Per l’indagine dell’Istituto nazionale di statistica iberico sono alla ricerca di una “migliore qualità di vita”. Solo 1 su 10 si ricongiunge a familiari.
Un milione di nuovi immigrati nel corso del 2007 in Spagna. Sono i dati dell’Ine, l’Istituto nazionale di statistica, diffusi ieri dall’agenzia Ansa.
Solo l’1% di questi, meno di 10mila, sono giunti attraverso viaggi della speranza, mentre la gran parte sono arrivati nel Paese iberico con regolare visto.
373.241 sono europei, in maggioranza rumeni (174.149); 284.772 provenienti dall'America Latina e il resto prevalentemente da Paesi africani. Le motivazioni che spingono a emigrare, secondo l'inchiesta nazionale dell'Ine, resta la ricerca di una migliore qualità di vita, nonostante i segnali di recessione dell'economia spagnola, seguita dalla ricerca di un lavoro migliore o da ragioni di tipo familiare.

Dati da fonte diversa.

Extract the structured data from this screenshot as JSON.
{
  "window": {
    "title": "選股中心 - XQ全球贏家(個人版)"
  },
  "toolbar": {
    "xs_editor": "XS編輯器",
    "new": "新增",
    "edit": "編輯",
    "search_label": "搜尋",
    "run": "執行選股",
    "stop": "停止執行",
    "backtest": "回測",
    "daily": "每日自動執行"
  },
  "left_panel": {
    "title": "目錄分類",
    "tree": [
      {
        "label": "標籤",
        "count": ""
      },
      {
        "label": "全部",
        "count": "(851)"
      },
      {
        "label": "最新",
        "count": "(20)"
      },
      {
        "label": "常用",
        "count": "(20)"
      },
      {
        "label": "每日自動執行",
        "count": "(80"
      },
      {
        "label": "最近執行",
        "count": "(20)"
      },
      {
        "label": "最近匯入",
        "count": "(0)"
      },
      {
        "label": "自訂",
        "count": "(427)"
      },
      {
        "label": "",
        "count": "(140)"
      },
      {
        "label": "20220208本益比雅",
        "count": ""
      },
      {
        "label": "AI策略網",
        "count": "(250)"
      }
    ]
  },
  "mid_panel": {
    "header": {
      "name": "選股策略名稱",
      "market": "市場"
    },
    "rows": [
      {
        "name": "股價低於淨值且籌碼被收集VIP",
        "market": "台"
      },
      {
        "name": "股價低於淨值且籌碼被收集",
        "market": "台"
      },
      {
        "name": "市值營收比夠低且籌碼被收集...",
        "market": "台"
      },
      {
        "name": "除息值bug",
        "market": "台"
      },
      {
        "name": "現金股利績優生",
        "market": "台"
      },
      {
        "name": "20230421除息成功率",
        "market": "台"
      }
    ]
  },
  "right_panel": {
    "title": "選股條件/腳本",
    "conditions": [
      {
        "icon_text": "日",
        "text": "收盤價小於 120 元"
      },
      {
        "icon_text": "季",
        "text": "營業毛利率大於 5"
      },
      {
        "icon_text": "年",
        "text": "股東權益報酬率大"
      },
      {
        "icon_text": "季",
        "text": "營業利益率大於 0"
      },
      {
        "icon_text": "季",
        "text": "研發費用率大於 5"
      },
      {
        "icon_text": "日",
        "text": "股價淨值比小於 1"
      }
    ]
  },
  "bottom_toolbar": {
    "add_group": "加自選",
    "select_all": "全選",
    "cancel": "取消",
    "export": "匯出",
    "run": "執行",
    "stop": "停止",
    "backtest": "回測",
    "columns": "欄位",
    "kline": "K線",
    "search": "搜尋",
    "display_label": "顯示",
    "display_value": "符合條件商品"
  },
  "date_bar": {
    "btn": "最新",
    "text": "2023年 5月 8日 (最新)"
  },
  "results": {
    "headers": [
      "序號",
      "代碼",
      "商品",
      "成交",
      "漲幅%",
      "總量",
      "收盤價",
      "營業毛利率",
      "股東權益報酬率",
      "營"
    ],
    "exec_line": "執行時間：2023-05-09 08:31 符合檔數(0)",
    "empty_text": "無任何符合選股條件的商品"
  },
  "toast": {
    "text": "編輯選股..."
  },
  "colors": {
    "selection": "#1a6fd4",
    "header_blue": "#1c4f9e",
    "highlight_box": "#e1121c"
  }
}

Il 64,9% dei migranti giunti nel 2007 in Spagna, infatti, aveva già un lavoro nel proprio Paese d'origine, il 53,7% come lavoratore dipendente e l'11,2% come autonomo. Il 13,4% aveva invece il proprio coniuge già residente nel Paese iberico, per cui ha compiuto il ricongiungimento familiare. La stragrande maggioranza degli immigrati, infine, è arrivata sul territorio spagnolo in aereo (62,7%), seguito da un'alta percentuale che ha impiegato mezzi terrestri, come il treno, l'autobus o l'auto.